Know that comics is a depressed market. This may change, but it's a reality now. In hard times, people don't take big risks. This means that distributors and retailers alike will be wary to take you on as a seller. Know that out of the thousands of comic stores in the US, only about three hundred of them -- at best -- will sell your book, just because you're not Marvel or DC. With little available money in comics, retailers and distributors gravitate to the proven extremes: butt-kickin' action stories and weepy, cute indy books. Know this, and know that if you aren't making books like that, yours is a hard genre to sell, and you will have to create an audience for your work all by yourself.


Know that Diamond is the only real option as a direct market distributor in the US. Diamond, like it or not, IS the direct market. Know that as money evaporates in comics, their requirements tighten up. In other words, the less money you're likely to make, the more you're responsible for. Find out what it means to have to meet their "benchmark," and, depending on who ends up your brand manager at Diamond, find out just how much you mean to them as a seller.


Again, comics is a moneyless, apathetic business right now. Its flagship publication example of serial stories generates less and less interest every year and comic stores are disappearing. All the press comics gets from Hollywood projects is bogus: we're hurting. In the mid-80s if a book sold less than 500,000 at Marvel it was on the chopping block. In 2005, Jim Freaking Lee can't sell more than 250,000 copies of a comic, and no one outsells that guy.


If all of this doom and discouragement does nothing to dishearten you -- you make the cut. You'll work hard. And you'll have to.


These are my suggestions:


Network like a madperson. Use conventions and the internet to make connections with pros and comics press who like your work and are willing to help you in some way. Cons are crucial because you can network and make money simultaneously. If you're making books, time the release of your work with a major comics show (SPX, APE, etc.) so pros, retailers and fans will all be around to take advantage of.


Generate press. Before every publication, flood news sites and magazines with press releases about your work. Do it again when the work is released. You'll be ignored. Don't stop. If your book is being carried in Previews, get a list of indy-friendly comics retailers and call all of them to let them know about your book. Most of them will surprise you in their willingness to entertain your introduction.


Throw away your book to comics reviews sites, comics magazines and comics retailers. If you can, always give previews to comics sellers before the work is released. They're a million times more likely to carry and work to sell a book they've read. Sure, sell your comics, too, but people who can generate press for you need to have your book to do it. Never forget that your work is only useful in anyone else's hands but yours. Join the CBIA and use it as a publishing resource; offer review copies through it and stay up-to-date on things.

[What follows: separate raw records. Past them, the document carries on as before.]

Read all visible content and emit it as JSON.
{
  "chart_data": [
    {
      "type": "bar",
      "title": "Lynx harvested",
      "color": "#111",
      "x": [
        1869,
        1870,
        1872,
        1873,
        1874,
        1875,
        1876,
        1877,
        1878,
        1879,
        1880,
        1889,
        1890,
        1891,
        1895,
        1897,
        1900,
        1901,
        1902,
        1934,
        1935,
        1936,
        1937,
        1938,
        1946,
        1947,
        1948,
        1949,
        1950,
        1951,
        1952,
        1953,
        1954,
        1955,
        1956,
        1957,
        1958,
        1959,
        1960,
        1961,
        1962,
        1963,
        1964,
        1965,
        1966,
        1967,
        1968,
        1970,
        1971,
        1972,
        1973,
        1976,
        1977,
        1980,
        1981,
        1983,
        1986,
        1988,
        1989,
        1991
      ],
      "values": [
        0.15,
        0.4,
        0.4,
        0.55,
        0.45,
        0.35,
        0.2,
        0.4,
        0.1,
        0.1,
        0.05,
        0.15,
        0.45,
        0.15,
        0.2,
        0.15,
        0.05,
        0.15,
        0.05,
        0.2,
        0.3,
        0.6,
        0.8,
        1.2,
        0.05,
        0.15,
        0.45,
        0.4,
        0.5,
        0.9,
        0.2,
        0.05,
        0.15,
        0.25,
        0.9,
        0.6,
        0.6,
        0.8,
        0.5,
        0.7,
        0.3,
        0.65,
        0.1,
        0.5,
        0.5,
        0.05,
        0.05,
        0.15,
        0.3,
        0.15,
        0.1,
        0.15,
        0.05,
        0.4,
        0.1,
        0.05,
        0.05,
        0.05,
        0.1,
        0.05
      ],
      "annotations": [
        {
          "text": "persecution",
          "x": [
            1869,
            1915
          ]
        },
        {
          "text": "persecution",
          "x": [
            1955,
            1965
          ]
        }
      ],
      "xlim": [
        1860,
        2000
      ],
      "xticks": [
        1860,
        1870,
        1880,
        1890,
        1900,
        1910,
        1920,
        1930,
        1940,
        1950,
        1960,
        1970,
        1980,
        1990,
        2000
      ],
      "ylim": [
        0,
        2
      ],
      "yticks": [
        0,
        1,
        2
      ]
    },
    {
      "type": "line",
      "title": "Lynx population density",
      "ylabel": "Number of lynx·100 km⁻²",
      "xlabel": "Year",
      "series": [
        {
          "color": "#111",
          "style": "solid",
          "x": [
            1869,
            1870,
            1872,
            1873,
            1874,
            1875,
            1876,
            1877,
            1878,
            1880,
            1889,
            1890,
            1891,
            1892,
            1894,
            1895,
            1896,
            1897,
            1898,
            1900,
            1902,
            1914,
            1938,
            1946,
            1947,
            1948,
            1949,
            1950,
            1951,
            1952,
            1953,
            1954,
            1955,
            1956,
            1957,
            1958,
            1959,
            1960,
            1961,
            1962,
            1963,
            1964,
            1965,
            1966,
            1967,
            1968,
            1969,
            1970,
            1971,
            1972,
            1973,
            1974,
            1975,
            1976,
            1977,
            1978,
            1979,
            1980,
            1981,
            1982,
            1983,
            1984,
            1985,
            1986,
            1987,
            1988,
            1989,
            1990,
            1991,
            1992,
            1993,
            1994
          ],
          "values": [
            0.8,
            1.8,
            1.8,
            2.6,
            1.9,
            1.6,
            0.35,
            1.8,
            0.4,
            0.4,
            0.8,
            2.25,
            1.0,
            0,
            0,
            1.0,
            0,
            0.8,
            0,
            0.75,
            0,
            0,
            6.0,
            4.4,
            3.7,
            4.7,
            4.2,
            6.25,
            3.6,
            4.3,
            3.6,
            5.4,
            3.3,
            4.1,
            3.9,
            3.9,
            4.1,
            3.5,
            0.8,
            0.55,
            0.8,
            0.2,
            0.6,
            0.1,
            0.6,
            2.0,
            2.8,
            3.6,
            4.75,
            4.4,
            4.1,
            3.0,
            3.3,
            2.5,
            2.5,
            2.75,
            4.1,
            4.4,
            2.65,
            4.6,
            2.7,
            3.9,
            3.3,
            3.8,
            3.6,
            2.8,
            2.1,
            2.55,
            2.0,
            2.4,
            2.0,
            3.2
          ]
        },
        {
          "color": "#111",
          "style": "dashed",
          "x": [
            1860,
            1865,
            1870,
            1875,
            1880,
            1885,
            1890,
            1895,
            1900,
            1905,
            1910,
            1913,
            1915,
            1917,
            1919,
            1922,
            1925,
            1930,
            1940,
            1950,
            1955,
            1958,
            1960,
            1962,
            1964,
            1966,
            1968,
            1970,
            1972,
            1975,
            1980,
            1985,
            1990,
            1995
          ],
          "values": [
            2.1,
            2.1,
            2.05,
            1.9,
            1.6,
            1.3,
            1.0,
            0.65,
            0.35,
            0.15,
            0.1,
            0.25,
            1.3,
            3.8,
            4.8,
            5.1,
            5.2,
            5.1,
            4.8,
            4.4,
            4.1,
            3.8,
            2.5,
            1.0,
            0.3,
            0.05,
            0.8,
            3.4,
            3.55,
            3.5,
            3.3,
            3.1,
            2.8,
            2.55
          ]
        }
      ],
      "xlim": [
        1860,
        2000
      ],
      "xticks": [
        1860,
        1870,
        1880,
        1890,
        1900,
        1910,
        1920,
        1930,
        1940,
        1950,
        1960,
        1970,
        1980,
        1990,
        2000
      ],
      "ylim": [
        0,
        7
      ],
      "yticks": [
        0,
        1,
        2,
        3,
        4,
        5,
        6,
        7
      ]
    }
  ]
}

Realize that in self-publishing, the work is never finished. You can never go home from it, so you can never avoid its tasks and its implications.
Maintain a sense of humor. Even after you run yourself ragged just getting the book out, some people will dog you. It's meaningless. If doing the work and putting it out gratifies you, just keep going. Success is an unfathomable matter of being in the right place at the right time, and you can't be there if you've quit. If you stay on your feet and love what you do, you can only go up.